Linear regression. The interface for working with linear regression models and model summaries is similar to the logistic regression case. When fitting LinearRegressionModel without intercept on dataset with constant nonzero column by “l-bfgs” solver, Spark MLlib outputs zero coefficients for constant nonzero columns.
How is multinomial logistic regression used in spark?
Multinomial logistic regression can be used for binary classification by setting the family param to “multinomial”. It will produce two sets of coefficients and two intercepts. When fitting LogisticRegressionModel without intercept on dataset with constant nonzero column, Spark MLlib outputs zero coefficients for constant nonzero columns.
How are random forests used in spark.ml?
Random forests are a popular family of classification and regression methods. More information about the spark.ml implementation can be found further in the section on random forests. The following examples load a dataset in LibSVM format, split it into training and test sets, train on the first dataset, and then evaluate on the held-out test set.
How many coefficients are there in spark glmnet?
It will produce two sets of coefficients and two intercepts. When fitting LogisticRegressionModel without intercept on dataset with constant nonzero column, Spark MLlib outputs zero coefficients for constant nonzero columns. This behavior is the same as R glmnet but different from LIBSVM.
What kind of regression is supported in spark?

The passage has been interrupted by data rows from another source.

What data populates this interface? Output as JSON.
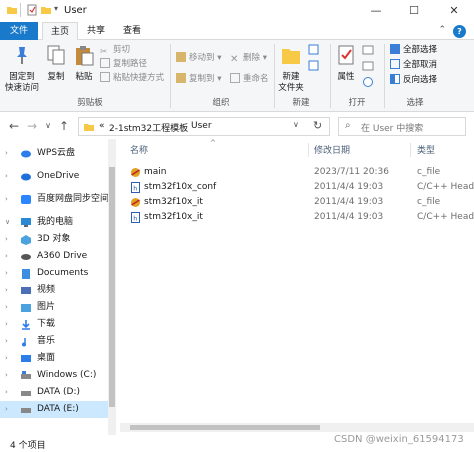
{
  "window": {
    "title": "User",
    "minimize": "—",
    "maximize": "☐",
    "close": "✕"
  },
  "tabs": [
    "文件",
    "主页",
    "共享",
    "查看"
  ],
  "ribbon": {
    "clipboard": {
      "pin": "固定到\n快速访问",
      "copy": "复制",
      "paste": "粘贴",
      "cut": "剪切",
      "copy_path": "复制路径",
      "paste_shortcut": "粘贴快捷方式",
      "label": "剪贴板"
    },
    "organize": {
      "move_to": "移动到",
      "copy_to": "复制到",
      "delete": "删除",
      "rename": "重命名",
      "label": "组织"
    },
    "new": {
      "new_folder": "新建\n文件夹",
      "label": "新建"
    },
    "open": {
      "properties": "属性",
      "label": "打开"
    },
    "select": {
      "select_all": "全部选择",
      "select_none": "全部取消",
      "invert": "反向选择",
      "label": "选择"
    }
  },
  "address": {
    "prefix": "«",
    "crumbs": [
      "2-1stm32工程模板",
      "User"
    ],
    "search_placeholder": "在 User 中搜索"
  },
  "nav": [
    {
      "label": "WPS云盘",
      "icon": "cloud-icon",
      "color": "#2b7de9"
    },
    {
      "label": "OneDrive",
      "icon": "onedrive-icon",
      "color": "#1e6fd9"
    },
    {
      "label": "百度网盘同步空间",
      "icon": "baidu-icon",
      "color": "#2a85ff"
    },
    {
      "label": "我的电脑",
      "icon": "computer-icon",
      "color": "#2b8ad6"
    },
    {
      "label": "3D 对象",
      "icon": "3d-objects-icon",
      "color": "#4aa3df"
    },
    {
      "label": "A360 Drive",
      "icon": "a360-icon",
      "color": "#555555"
    },
    {
      "label": "Documents",
      "icon": "documents-icon",
      "color": "#3b8ee0"
    },
    {
      "label": "视频",
      "icon": "video-icon",
      "color": "#4a6fb5"
    },
    {
      "label": "图片",
      "icon": "pictures-icon",
      "color": "#4aa3df"
    },
    {
      "label": "下载",
      "icon": "download-icon",
      "color": "#2b7de9"
    },
    {
      "label": "音乐",
      "icon": "music-icon",
      "color": "#2b7de9"
    },
    {
      "label": "桌面",
      "icon": "desktop-icon",
      "color": "#2b7de9"
    },
    {
      "label": "Windows (C:)",
      "icon": "drive-c-icon",
      "color": "#666666"
    },
    {
      "label": "DATA (D:)",
      "icon": "drive-d-icon",
      "color": "#666666"
    },
    {
      "label": "DATA (E:)",
      "icon": "drive-e-icon",
      "color": "#666666"
    }
  ],
  "columns": [
    "名称",
    "修改日期",
    "类型"
  ],
  "files": [
    {
      "name": "main",
      "date": "2023/7/11 20:36",
      "type": "c_file",
      "icon": "c-file-icon"
    },
    {
      "name": "stm32f10x_conf",
      "date": "2011/4/4 19:03",
      "type": "C/C++ Heade",
      "icon": "h-file-icon"
    },
    {
      "name": "stm32f10x_it",
      "date": "2011/4/4 19:03",
      "type": "c_file",
      "icon": "c-file-icon"
    },
    {
      "name": "stm32f10x_it",
      "date": "2011/4/4 19:03",
      "type": "C/C++ Heade",
      "icon": "h-file-icon"
    }
  ],
  "status": {
    "count": "4 个项目"
  },
  "watermark": "CSDN @weixin_61594173"
}
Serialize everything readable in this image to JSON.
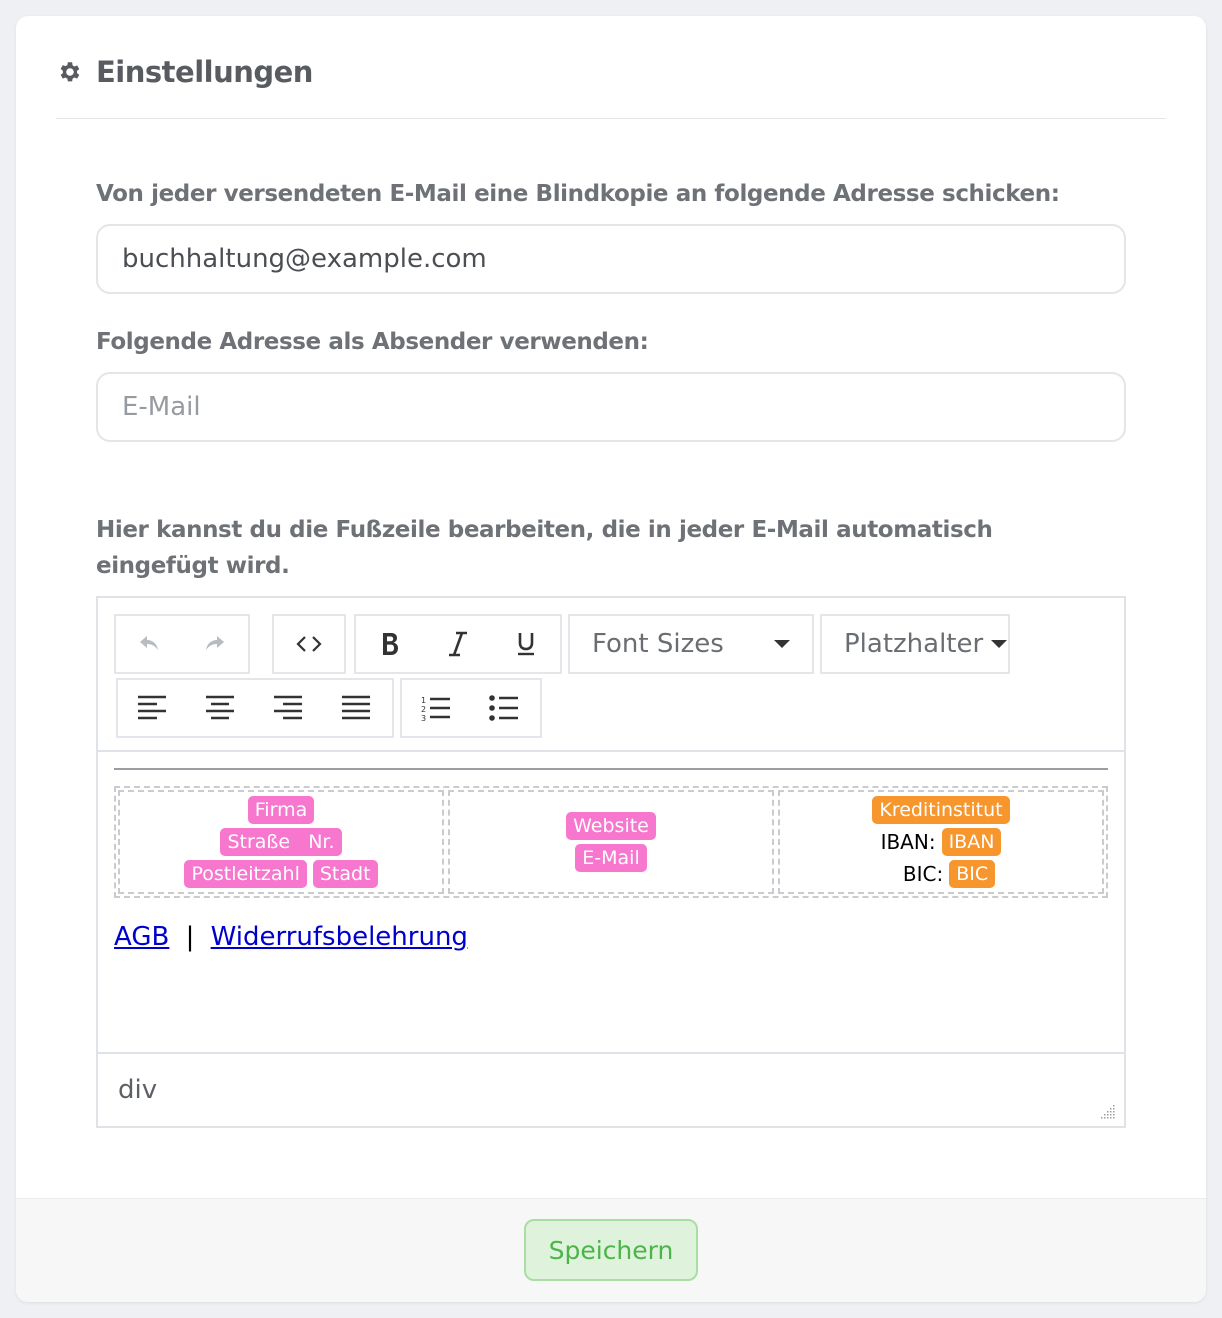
{
  "header": {
    "title": "Einstellungen",
    "icon": "gear-icon"
  },
  "bcc": {
    "label": "Von jeder versendeten E-Mail eine Blindkopie an folgende Adresse schicken:",
    "value": "buchhaltung@example.com"
  },
  "sender": {
    "label": "Folgende Adresse als Absender verwenden:",
    "placeholder": "E-Mail",
    "value": ""
  },
  "footer_editor": {
    "label_line1": "Hier kannst du die Fußzeile bearbeiten, die in jeder E-Mail automatisch",
    "label_line2": "eingefügt wird.",
    "toolbar": {
      "font_sizes": "Font Sizes",
      "placeholders": "Platzhalter"
    },
    "columns": {
      "firma": "Firma",
      "strasse": "Straße",
      "nr": "Nr.",
      "plz": "Postleitzahl",
      "stadt": "Stadt",
      "website": "Website",
      "email": "E-Mail",
      "kreditinstitut": "Kreditinstitut",
      "iban_label": "IBAN:",
      "iban": "IBAN",
      "bic_label": "BIC:",
      "bic": "BIC"
    },
    "links": {
      "agb": "AGB",
      "separator": "|",
      "widerruf": "Widerrufsbelehrung"
    },
    "status_path": "div"
  },
  "actions": {
    "save": "Speichern"
  },
  "colors": {
    "placeholder_pink": "#f877ce",
    "placeholder_orange": "#f8962e",
    "save_green": "#4cb547"
  }
}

Spark’s GeneralizedLinearRegression interface allows for flexible specification of GLMs which can be used for various types of prediction problems including linear regression, Poisson regression, logistic regression, and others. Currently in spark.ml, only a subset of the exponential family distributions are supported and they are listed below.
How to train binomial logistic regression in spark?

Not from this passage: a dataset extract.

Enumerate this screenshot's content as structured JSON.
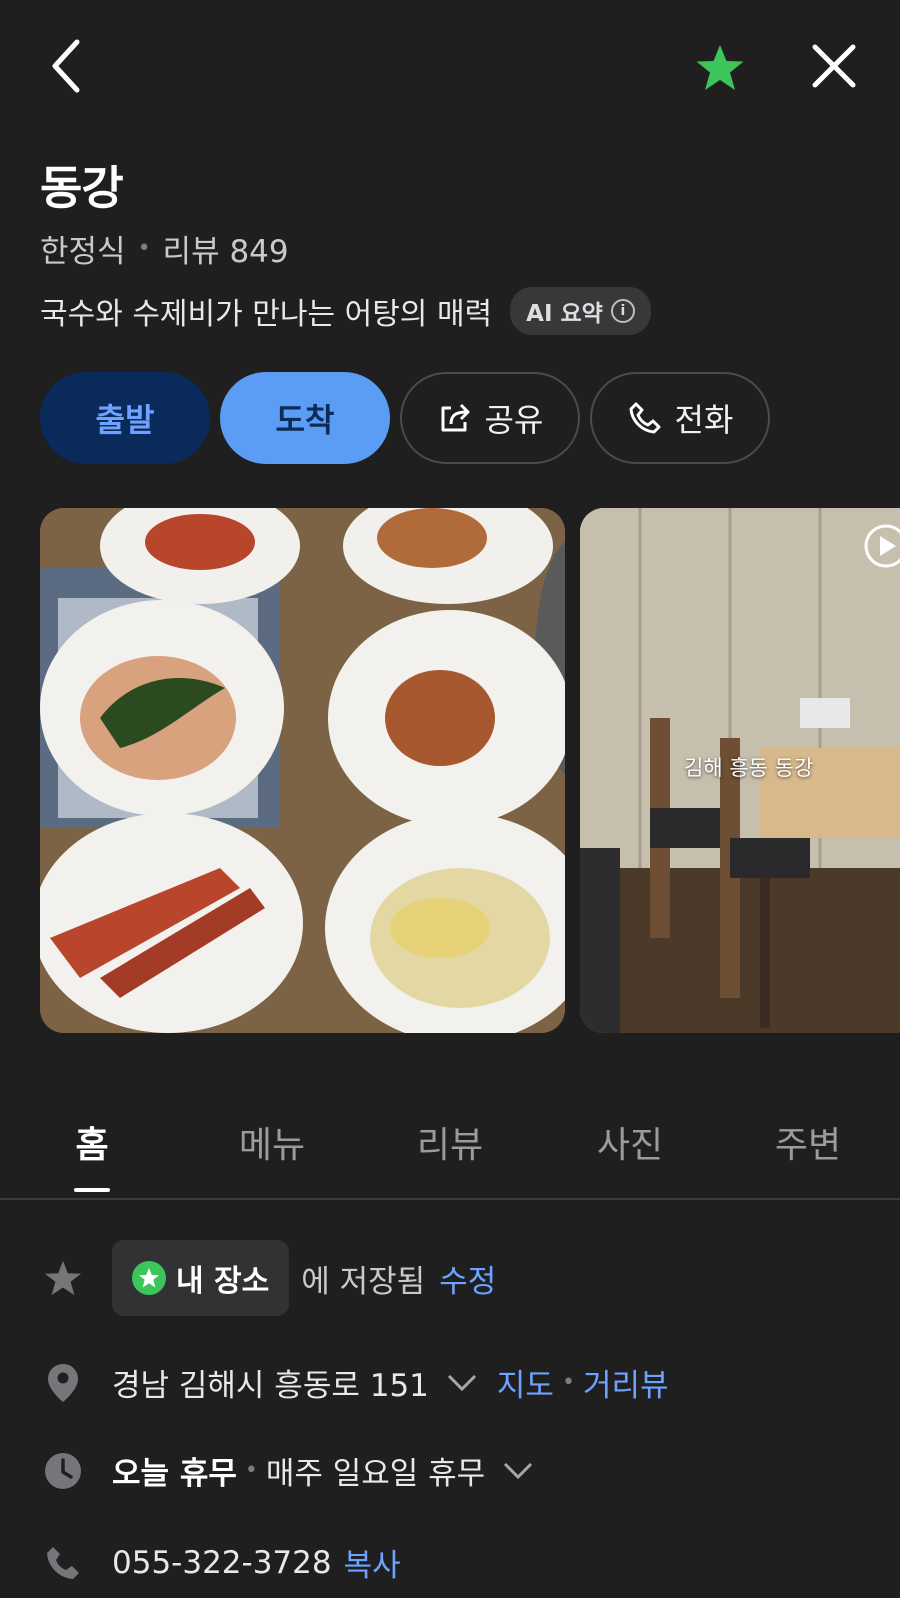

The following example shows how to train binomial and multinomial logistic regression models for binary classification with elastic net regularization. elasticNetParam corresponds to α and regParam corresponds to λ. More details on parameters can be found in the Scala API documentation.
What are the metrics for machine learning in spark?
Specific machine learning algorithms fall under broader types of machine learning applications like classification, regression, clustering, etc. Each of these types have well-established metrics for performance evaluation and those metrics that are currently available in spark.mllib are detailed in this section.